# Custom Objective and Evaluation Functions

This demo was adapted from **[xgboost's custom metric tutorial](https://xgboost.readthedocs.io/en/latest/tutorials/custom_metric_obj.html)**.  We demonstrate how to use a custom objective and a custom evaluation function using an xgboost trainer.

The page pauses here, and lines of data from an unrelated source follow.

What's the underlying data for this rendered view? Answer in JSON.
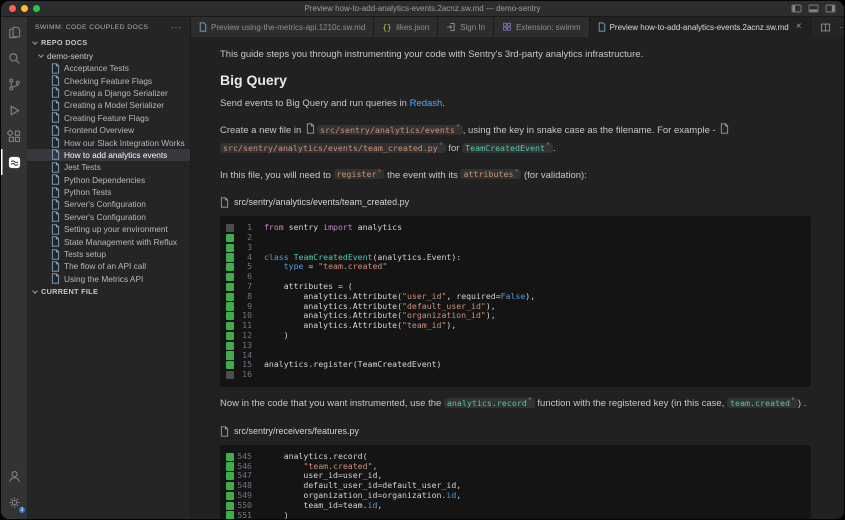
{
  "colors": {
    "accent_link": "#4daafc",
    "token_teal": "#4ec9b0",
    "token_tan": "#ce9178",
    "marker_green": "#3fae4a",
    "selection_bg": "#37373d",
    "badge_blue": "#2f7fd6"
  },
  "window": {
    "title": "Preview how-to-add-analytics-events.2acnz.sw.md — demo-sentry"
  },
  "titlebar": {
    "layout_icons": [
      "layout-sidebar-left-icon",
      "layout-panel-icon",
      "layout-sidebar-right-icon"
    ]
  },
  "activity_bar": {
    "top": [
      {
        "name": "explorer-icon",
        "active": false
      },
      {
        "name": "search-icon",
        "active": false
      },
      {
        "name": "source-control-icon",
        "active": false
      },
      {
        "name": "run-debug-icon",
        "active": false
      },
      {
        "name": "extensions-icon",
        "active": false
      },
      {
        "name": "swimm-icon",
        "active": true
      }
    ],
    "bottom": [
      {
        "name": "account-icon",
        "active": false
      },
      {
        "name": "settings-gear-icon",
        "active": false,
        "badge": "1"
      }
    ]
  },
  "sidebar": {
    "header": "SWIMM: CODE COUPLED DOCS",
    "header_more": "···",
    "sections": [
      {
        "label": "REPO DOCS"
      },
      {
        "label": "demo-sentry"
      }
    ],
    "items": [
      "Acceptance Tests",
      "Checking Feature Flags",
      "Creating a Django Serializer",
      "Creating a Model Serializer",
      "Creating Feature Flags",
      "Frontend Overview",
      "How our Slack Integration Works",
      "How to add analytics events",
      "Jest Tests",
      "Python Dependencies",
      "Python Tests",
      "Server's Configuration",
      "Server's Configuration",
      "Setting up your environment",
      "State Management with Reflux",
      "Tests setup",
      "The flow of an API call",
      "Using the Metrics API"
    ],
    "selected_index": 7,
    "footer_section": "CURRENT FILE"
  },
  "tabs": {
    "close_glyph": "×",
    "items": [
      {
        "label": "Preview using-the-metrics-api.1210c.sw.md",
        "icon": "preview-icon",
        "active": false
      },
      {
        "label": "likes.json",
        "icon": "json-icon",
        "active": false
      },
      {
        "label": "Sign In",
        "icon": "sign-in-icon",
        "active": false
      },
      {
        "label": "Extension: swimm",
        "icon": "extension-icon",
        "active": false
      },
      {
        "label": "Preview how-to-add-analytics-events.2acnz.sw.md",
        "icon": "preview-icon",
        "active": true
      }
    ],
    "actions": [
      {
        "name": "split-editor-icon",
        "glyph": ""
      },
      {
        "name": "more-actions-icon",
        "glyph": "···"
      }
    ]
  },
  "content": {
    "blocks": [
      {
        "type": "p",
        "segs": [
          {
            "t": "This guide steps you through instrumenting your code with Sentry's 3rd-party analytics infrastructure."
          }
        ]
      },
      {
        "type": "h2",
        "text": "Big Query"
      },
      {
        "type": "p",
        "segs": [
          {
            "t": "Send events to Big Query and run queries in "
          },
          {
            "t": "Redash",
            "k": "link"
          },
          {
            "t": "."
          }
        ]
      },
      {
        "type": "p",
        "segs": [
          {
            "t": "Create a new file in "
          },
          {
            "k": "fileicon"
          },
          {
            "t": "src/sentry/analytics/events",
            "k": "token",
            "c": "tan"
          },
          {
            "t": ", using the key in snake case as the filename. For example - "
          },
          {
            "k": "fileicon"
          },
          {
            "t": "src/sentry/analytics/events/team_created.py",
            "k": "token",
            "c": "tan"
          },
          {
            "t": " for "
          },
          {
            "t": "TeamCreatedEvent",
            "k": "token",
            "c": "teal"
          },
          {
            "t": "."
          }
        ]
      },
      {
        "type": "p",
        "segs": [
          {
            "t": "In this file, you will need to "
          },
          {
            "t": "register",
            "k": "token",
            "c": "tan"
          },
          {
            "t": " the event with its "
          },
          {
            "t": "attributes",
            "k": "token",
            "c": "tan"
          },
          {
            "t": " (for validation):"
          }
        ]
      },
      {
        "type": "code",
        "idx": 0
      },
      {
        "type": "p",
        "segs": [
          {
            "t": "Now in the code that you want instrumented, use the "
          },
          {
            "t": "analytics.record",
            "k": "token",
            "c": "teal"
          },
          {
            "t": " function with the registered key (in this case, "
          },
          {
            "t": "team.created",
            "k": "token",
            "c": "teal"
          },
          {
            "t": ") ."
          }
        ]
      },
      {
        "type": "code",
        "idx": 1
      }
    ]
  },
  "code_blocks": [
    {
      "path": "src/sentry/analytics/events/team_created.py",
      "lines": [
        {
          "n": "1",
          "m": "gray",
          "toks": [
            {
              "c": "kw",
              "t": "from"
            },
            {
              "t": " sentry "
            },
            {
              "c": "kw",
              "t": "import"
            },
            {
              "t": " analytics"
            }
          ]
        },
        {
          "n": "2",
          "m": "green",
          "toks": []
        },
        {
          "n": "3",
          "m": "green",
          "toks": []
        },
        {
          "n": "4",
          "m": "green",
          "toks": [
            {
              "c": "kwb",
              "t": "class"
            },
            {
              "t": " "
            },
            {
              "c": "cls",
              "t": "TeamCreatedEvent"
            },
            {
              "t": "(analytics.Event):"
            }
          ]
        },
        {
          "n": "5",
          "m": "green",
          "toks": [
            {
              "t": "    "
            },
            {
              "c": "kwb",
              "t": "type"
            },
            {
              "t": " = "
            },
            {
              "c": "str",
              "t": "\"team.created\""
            }
          ]
        },
        {
          "n": "6",
          "m": "green",
          "toks": []
        },
        {
          "n": "7",
          "m": "green",
          "toks": [
            {
              "t": "    attributes = ("
            }
          ]
        },
        {
          "n": "8",
          "m": "green",
          "toks": [
            {
              "t": "        analytics.Attribute("
            },
            {
              "c": "str",
              "t": "\"user_id\""
            },
            {
              "t": ", required="
            },
            {
              "c": "kwb",
              "t": "False"
            },
            {
              "t": "),"
            }
          ]
        },
        {
          "n": "9",
          "m": "green",
          "toks": [
            {
              "t": "        analytics.Attribute("
            },
            {
              "c": "str",
              "t": "\"default_user_id\""
            },
            {
              "t": "),"
            }
          ]
        },
        {
          "n": "10",
          "m": "green",
          "toks": [
            {
              "t": "        analytics.Attribute("
            },
            {
              "c": "str",
              "t": "\"organization_id\""
            },
            {
              "t": "),"
            }
          ]
        },
        {
          "n": "11",
          "m": "green",
          "toks": [
            {
              "t": "        analytics.Attribute("
            },
            {
              "c": "str",
              "t": "\"team_id\""
            },
            {
              "t": "),"
            }
          ]
        },
        {
          "n": "12",
          "m": "green",
          "toks": [
            {
              "t": "    )"
            }
          ]
        },
        {
          "n": "13",
          "m": "green",
          "toks": []
        },
        {
          "n": "14",
          "m": "green",
          "toks": []
        },
        {
          "n": "15",
          "m": "green",
          "toks": [
            {
              "t": "analytics.register(TeamCreatedEvent)"
            }
          ]
        },
        {
          "n": "16",
          "m": "gray",
          "toks": []
        }
      ]
    },
    {
      "path": "src/sentry/receivers/features.py",
      "lines": [
        {
          "n": "545",
          "m": "green",
          "toks": [
            {
              "t": "    analytics.record("
            }
          ]
        },
        {
          "n": "546",
          "m": "green",
          "toks": [
            {
              "t": "        "
            },
            {
              "c": "str",
              "t": "\"team.created\""
            },
            {
              "t": ","
            }
          ]
        },
        {
          "n": "547",
          "m": "green",
          "toks": [
            {
              "t": "        user_id=user_id,"
            }
          ]
        },
        {
          "n": "548",
          "m": "green",
          "toks": [
            {
              "t": "        default_user_id=default_user_id,"
            }
          ]
        },
        {
          "n": "549",
          "m": "green",
          "toks": [
            {
              "t": "        organization_id=organization."
            },
            {
              "c": "kwb",
              "t": "id"
            },
            {
              "t": ","
            }
          ]
        },
        {
          "n": "550",
          "m": "green",
          "toks": [
            {
              "t": "        team_id=team."
            },
            {
              "c": "kwb",
              "t": "id"
            },
            {
              "t": ","
            }
          ]
        },
        {
          "n": "551",
          "m": "green",
          "toks": [
            {
              "t": "    )"
            }
          ]
        }
      ]
    }
  ]
}
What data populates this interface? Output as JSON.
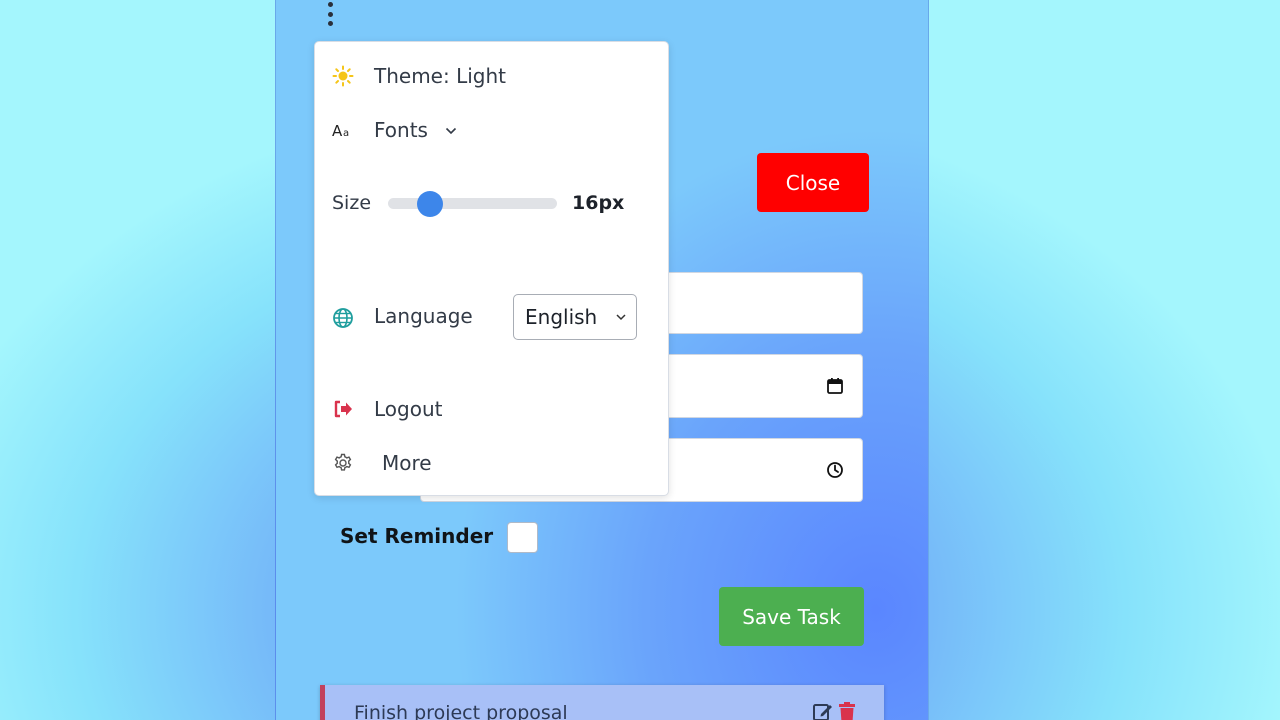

This function differs from `xgb_trainer` by exposing the low-level xgboost python api, `train`.  

In [1]:
# nuclio: ignore
import nuclio

In [11]:
from os import path
import numpy as np
from numpy.random import randint, randn, seed
import pandas as pd
from xgboost import DMatrix, train
import matplotlib.pyplot as plt
from mlrun.execution import MLClientCtx
from mlrun.datastore import DataItem
from mlrun.artifacts import PlotArtifact
from mlrun.mlutils import get_splits, get_sample

from typing import (Tuple, Dict, List, Union, Callable)

seed(seed=1994)

## UNCOMMENT THIS LINE TO TEST CALCULATED VALUES
DEBUG_ERROR = 0 # this will be added to the custom eval function--set it to some value like 999 

### generate data with outliers

In [12]:
def gen_outliers(context: MLClientCtx, nrows=4096, feats=16, 
                 outs=64, omax=10_000, labels_col="labels",
                 header=[], label_type="int32", key="xgb-outs",
                 local_path="xgb_custom"):
    """simulate data with outliers
    
    :param context:    the function's execution context
    :param nrows:      (4096) number of data points
    :param feats:      (16) number of features
    :param outs:       (64) number of outliers
    :param omax:       (10_100) max value of outliers
    :param labels_col: (labels) name of labels column
    :param header:     () header for dataset, will default to
                       `feat_`
    :param label_type: (int32) data type for the label column
    :param key:        key of datset in artifact store
    :param local_path: path in artifact store where data will be
                       serialized
    """
    x = randn(nrows, feats)
    y = randn(nrows)
    y += np.abs(np.min(y))

    for i in range(0, outs):
        ind = randint(0, len(y)-1)
        y[ind] += randint(0, omax)
    
    if not header:
        header = [f"feat_{j}" for j in range(feats)]
        header.append(labels_col)

    data = pd.DataFrame(data=np.concatenate((x,y.reshape(-1,1)),axis=-1),
                        columns=header)
    data = data.astype({labels_col: label_type})
    
    context.log_dataset(key, df=data, local_path=local_path)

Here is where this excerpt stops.